Os valores das apólices de incêndio brasileiras são normalmente grafados em reais. Tanto faz se os bens foram adquiridos em moeda nacional ou moeda estrangeira, para efeito de seguro, prevalece na apólice o real, fazendo-se a conversão do valor do bem adquirido em moeda estrangeira de acordo com o câmbio do dia.

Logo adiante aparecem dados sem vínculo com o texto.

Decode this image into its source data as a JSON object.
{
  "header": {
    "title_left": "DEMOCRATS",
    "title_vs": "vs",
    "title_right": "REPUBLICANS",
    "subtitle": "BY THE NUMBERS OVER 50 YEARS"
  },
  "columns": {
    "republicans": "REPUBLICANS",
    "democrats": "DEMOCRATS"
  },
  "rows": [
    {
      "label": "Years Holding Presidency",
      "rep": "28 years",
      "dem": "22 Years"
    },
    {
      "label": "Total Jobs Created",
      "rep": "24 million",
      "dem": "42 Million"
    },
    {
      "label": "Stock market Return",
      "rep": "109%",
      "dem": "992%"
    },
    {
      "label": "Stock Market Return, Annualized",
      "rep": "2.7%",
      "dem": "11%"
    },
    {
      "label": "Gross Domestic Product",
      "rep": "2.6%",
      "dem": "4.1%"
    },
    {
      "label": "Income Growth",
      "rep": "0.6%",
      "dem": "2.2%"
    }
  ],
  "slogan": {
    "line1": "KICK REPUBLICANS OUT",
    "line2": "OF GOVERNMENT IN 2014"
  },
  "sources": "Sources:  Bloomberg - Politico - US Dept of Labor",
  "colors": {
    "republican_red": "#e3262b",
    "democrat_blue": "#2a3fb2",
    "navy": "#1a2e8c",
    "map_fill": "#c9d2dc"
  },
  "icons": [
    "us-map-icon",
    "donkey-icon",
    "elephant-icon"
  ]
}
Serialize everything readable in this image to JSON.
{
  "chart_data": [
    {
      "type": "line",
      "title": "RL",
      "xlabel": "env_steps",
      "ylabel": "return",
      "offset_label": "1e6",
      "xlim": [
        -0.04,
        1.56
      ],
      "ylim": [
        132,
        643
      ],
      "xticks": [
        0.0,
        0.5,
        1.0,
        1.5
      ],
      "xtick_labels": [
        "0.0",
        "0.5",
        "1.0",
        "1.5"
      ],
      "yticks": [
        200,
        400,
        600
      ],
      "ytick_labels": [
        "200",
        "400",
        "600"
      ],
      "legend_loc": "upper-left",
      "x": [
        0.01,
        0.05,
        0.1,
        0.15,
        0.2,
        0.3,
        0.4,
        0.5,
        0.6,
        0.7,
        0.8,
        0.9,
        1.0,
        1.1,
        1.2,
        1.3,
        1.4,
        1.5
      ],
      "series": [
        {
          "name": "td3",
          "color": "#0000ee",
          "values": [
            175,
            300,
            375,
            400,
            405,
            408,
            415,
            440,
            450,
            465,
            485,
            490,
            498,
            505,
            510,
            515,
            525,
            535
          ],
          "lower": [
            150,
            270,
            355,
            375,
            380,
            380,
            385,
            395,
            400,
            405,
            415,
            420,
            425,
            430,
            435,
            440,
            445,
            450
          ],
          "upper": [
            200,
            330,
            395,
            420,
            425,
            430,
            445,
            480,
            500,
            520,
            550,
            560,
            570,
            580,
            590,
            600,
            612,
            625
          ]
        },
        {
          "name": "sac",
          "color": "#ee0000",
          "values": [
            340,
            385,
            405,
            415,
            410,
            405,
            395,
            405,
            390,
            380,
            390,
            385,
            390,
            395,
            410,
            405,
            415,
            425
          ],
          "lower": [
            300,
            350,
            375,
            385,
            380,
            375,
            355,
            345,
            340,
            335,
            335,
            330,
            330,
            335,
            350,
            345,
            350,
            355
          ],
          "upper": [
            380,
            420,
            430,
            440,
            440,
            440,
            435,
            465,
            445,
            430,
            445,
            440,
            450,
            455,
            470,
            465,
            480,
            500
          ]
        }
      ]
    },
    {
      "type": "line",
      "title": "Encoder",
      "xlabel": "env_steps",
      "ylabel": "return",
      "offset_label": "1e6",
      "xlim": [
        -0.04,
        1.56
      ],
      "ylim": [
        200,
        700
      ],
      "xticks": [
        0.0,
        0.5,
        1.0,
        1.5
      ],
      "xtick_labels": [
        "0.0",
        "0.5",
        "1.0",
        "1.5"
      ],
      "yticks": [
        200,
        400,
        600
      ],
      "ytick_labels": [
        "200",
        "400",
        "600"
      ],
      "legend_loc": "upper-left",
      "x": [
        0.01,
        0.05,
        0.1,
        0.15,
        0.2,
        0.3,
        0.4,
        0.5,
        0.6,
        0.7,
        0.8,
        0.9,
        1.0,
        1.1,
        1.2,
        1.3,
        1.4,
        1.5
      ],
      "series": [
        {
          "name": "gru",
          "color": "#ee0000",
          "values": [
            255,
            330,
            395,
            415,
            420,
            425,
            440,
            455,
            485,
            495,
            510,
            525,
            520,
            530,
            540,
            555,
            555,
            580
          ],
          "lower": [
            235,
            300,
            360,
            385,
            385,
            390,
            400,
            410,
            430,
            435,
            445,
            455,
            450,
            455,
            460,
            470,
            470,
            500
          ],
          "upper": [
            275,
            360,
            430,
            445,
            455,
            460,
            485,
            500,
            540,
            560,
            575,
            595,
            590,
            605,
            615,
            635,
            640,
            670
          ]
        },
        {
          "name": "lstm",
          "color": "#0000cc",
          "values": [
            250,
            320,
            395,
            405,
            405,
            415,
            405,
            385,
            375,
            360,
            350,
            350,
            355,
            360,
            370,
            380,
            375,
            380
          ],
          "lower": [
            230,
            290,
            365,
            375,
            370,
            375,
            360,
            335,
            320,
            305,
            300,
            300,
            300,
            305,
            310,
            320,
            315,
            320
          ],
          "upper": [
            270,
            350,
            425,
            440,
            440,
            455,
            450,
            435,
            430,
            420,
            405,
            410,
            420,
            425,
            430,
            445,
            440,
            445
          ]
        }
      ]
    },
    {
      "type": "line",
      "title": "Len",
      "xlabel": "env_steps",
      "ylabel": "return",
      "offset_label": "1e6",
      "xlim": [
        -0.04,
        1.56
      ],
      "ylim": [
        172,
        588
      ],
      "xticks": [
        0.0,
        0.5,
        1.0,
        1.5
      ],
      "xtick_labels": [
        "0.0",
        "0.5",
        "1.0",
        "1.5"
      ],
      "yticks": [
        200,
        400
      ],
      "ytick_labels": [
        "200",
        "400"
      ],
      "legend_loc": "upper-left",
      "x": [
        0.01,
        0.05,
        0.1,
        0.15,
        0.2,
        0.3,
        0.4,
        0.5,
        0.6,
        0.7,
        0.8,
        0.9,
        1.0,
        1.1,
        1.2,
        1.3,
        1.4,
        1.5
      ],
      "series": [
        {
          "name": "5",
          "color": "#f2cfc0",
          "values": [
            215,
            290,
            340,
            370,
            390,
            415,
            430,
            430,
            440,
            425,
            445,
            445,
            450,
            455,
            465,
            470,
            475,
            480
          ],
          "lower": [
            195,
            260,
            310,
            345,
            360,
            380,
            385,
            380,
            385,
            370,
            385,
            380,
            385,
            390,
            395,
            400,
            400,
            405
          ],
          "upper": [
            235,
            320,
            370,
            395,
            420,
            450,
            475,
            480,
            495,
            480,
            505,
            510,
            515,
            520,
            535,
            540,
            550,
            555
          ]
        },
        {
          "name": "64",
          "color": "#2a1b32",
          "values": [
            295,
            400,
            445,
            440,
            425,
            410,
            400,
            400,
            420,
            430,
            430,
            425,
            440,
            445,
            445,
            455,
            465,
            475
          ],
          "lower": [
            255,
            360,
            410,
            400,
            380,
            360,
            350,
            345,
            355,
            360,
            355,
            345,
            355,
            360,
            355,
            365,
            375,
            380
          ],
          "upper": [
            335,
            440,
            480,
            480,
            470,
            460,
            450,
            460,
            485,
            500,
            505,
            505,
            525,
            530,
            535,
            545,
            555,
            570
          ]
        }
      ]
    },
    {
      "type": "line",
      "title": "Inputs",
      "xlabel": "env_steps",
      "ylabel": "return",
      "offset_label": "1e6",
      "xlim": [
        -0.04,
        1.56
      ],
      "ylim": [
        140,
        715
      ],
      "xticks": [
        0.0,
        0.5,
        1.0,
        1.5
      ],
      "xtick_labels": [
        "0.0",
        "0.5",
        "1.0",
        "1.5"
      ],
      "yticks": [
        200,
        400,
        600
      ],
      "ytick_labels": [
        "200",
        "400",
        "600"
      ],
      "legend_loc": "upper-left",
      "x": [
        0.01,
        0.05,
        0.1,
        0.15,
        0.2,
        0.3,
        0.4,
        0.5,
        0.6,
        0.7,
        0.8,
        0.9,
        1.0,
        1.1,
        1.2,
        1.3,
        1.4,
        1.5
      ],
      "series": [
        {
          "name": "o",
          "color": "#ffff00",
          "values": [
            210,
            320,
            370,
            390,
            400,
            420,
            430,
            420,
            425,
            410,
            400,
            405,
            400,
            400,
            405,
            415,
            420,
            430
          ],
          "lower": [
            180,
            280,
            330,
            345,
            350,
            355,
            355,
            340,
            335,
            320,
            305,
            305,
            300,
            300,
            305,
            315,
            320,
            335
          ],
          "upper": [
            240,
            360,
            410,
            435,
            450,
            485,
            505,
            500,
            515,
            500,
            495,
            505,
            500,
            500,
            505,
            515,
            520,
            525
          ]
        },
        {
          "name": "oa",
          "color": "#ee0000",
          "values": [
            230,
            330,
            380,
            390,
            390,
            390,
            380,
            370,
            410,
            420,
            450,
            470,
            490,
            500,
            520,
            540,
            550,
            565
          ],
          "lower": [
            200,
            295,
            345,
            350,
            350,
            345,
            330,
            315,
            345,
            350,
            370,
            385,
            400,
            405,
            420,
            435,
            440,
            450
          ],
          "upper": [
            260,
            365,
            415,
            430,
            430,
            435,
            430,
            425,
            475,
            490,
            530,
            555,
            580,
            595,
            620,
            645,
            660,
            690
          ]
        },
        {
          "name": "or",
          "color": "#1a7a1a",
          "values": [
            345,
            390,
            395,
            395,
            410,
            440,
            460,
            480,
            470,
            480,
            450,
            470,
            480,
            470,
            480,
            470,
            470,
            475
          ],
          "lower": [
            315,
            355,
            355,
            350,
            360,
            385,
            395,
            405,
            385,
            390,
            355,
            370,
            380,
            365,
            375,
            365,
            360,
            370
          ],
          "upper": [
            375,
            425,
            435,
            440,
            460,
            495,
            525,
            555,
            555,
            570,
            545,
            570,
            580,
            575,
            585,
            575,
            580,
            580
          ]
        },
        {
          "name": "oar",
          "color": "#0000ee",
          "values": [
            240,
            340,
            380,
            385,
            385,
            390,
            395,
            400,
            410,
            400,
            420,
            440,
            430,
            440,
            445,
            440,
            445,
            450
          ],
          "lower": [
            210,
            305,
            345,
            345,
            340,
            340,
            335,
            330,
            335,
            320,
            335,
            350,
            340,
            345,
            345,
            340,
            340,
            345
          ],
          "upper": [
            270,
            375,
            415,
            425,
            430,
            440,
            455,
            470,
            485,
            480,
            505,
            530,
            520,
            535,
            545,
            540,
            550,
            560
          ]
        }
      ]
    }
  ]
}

Ora, ao longo do último ano, o país atravessou – e ainda atravessa – um processo de desvalorização acelerada da moeda. Isto faz com que o preço em dólar de um equipamento adquirido um ano atrás se mantenha o mesmo na moeda norte-americana, mas enfrente uma defasagem de mais de 50% em reais. Ou seja, os valores atuais, para efeito de seguro, em caso de sinistro, levariam à aplicação da cláusula de rateio, ainda que o segurado tenha contratado a apólice com os valores corretos à época da realização do seguro.
A questão que se coloca é: como fica a boa fé? No momento da contratação do seguro, os valores informados estavam corretos. Será que é justo penalizar quem contratou respeitando as regras em função de uma crise para a qual ele não contribuiu?
O tema poderia dar margem para discussão não houvesse artigo específico do Código Civil determinando que o segurado é obrigado a informar a seguradora sobre fatos que alterem significativamente o risco durante a vigência da apólice. Não há como dizer que uma oscilação cambial de 50% contra o real não é um fato significativo para um contrato grafado em reais que garante parte dos bens com preço em dólar.
Assim, a única forma do segurado se proteger contra esta situação é rever o valor em reais dos bens segurados, tomando as providências necessárias para atualizá-lo e assim não correr o risco de, além de receber muito menos do que o valor real, ainda por cima não ter condições de comprar os equipamentos novos para repor os destruídos pelo incêndio. Vale salientar que a correção dos valores gera o pagamento de prêmio extra, proporcional à atualização.